The paper, published in The Lancet in May, led to the suspension of some clinical trials of the medications, including by the World Health Organization. (Some have since resumed.)
The drug has been repeatedly promoted by President Trump, despite the lack of evidence that it is effective against the virus. He has said that he had taken it himself to try to ward off infection, even though the Food and Drug Administration had issued a safety warning that it could cause dangerous abnormalities in heart rhythm in coronavirus patients.

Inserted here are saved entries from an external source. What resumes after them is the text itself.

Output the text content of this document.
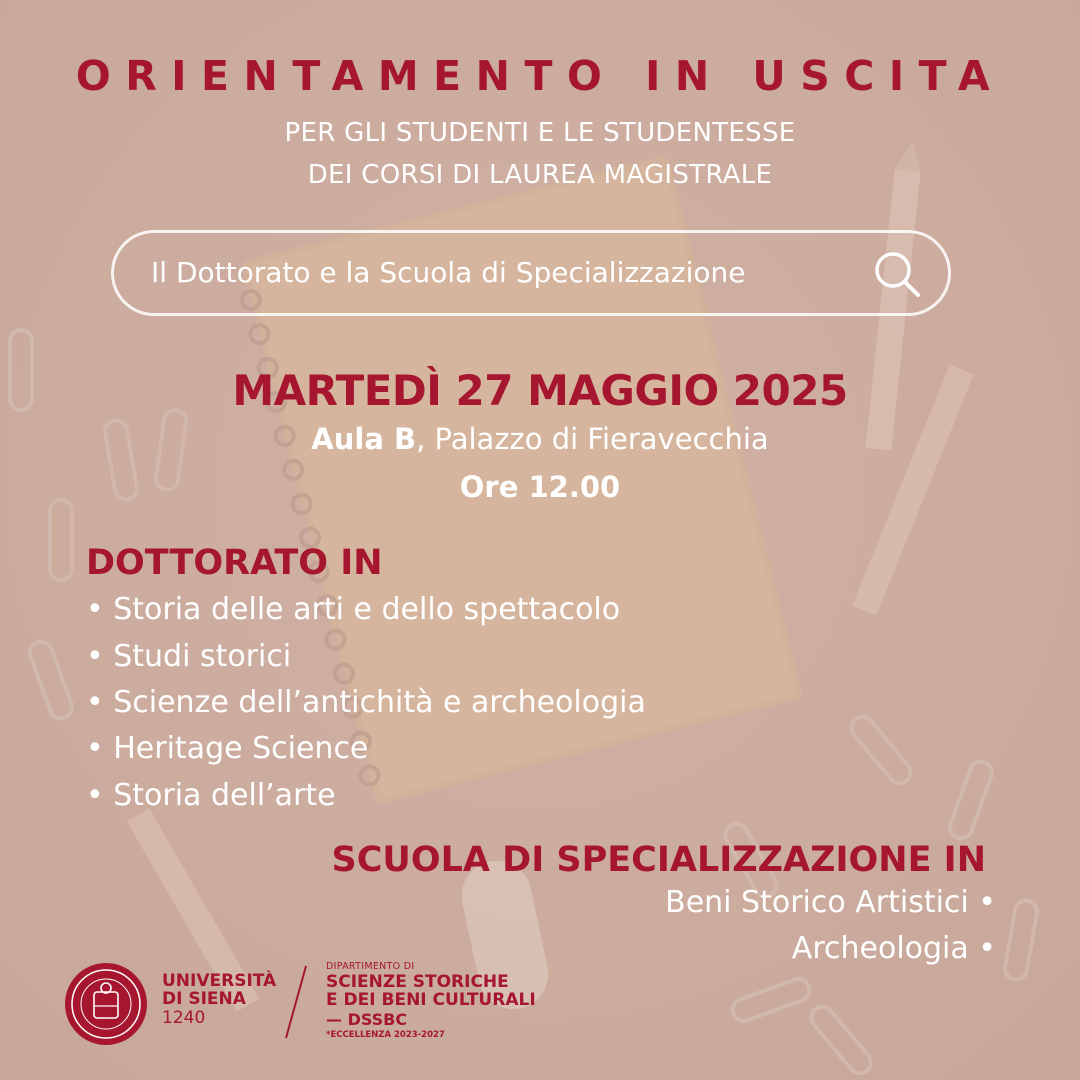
ORIENTAMENTO IN USCITA
PER GLI STUDENTI E LE STUDENTESSE
DEI CORSI DI LAUREA MAGISTRALE
Il Dottorato e la Scuola di Specializzazione
MARTEDÌ 27 MAGGIO 2025
Aula B, Palazzo di Fieravecchia
Ore 12.00
DOTTORATO IN
• Storia delle arti e dello spettacolo
• Studi storici
• Scienze dell’antichità e archeologia
• Heritage Science
• Storia dell’arte
SCUOLA DI SPECIALIZZAZIONE IN
Beni Storico Artistici •
Archeologia •
UNIVERSITÀ
DI SIENA
1240
DIPARTIMENTO DI
SCIENZE STORICHE
E DEI BENI CULTURALI
— DSSBC
*ECCELLENZA 2023-2027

The retracted Lancet paper was not the only study that called the drug’s effectiveness into question. A more rigorous study — the first large controlled clinical trial of hydroxychloroquine — found that hydroxychloroquine did not prevent Covid-19 in a randomized test of 821 people who had been exposed to patients infected with the virus.
The Lancet paper, which was purportedly based on data from a huge, privately held registry of patient records from hundreds of hospitals around the world, had concluded that the anti-malaria drugs were associated with dramatically higher rates of heart arrhythmias and deaths in Covid-19 patients.
The database belonged to a company called Surgisphere, which is owned by Dr. Sapan Desai, one of the four co-authors.
The other three co-authors, including Dr. Mandeep R. Mehra, a professor at Harvard Medical School, retracted the article on Thursday after their attempt to verify the database’s veracity and authenticity were stymied by Dr. Desai.
“We launched an independent third-party peer review of Surgisphere with the consent of Sapan Desai to evaluate the origination of the database elements, to confirm the completeness of the database, and to replicate the analyses presented in the paper,” their statement said.
“Our independent peer reviewers informed us that Surgisphere would not transfer the full dataset, client contracts, and the full ISO audit report to their servers for analysis as such transfer would violate client agreements and confidentiality requirements.”
Controversy over the provenance of the database and inconsistencies in the patient records has been rising in scientific circles since publication of the study.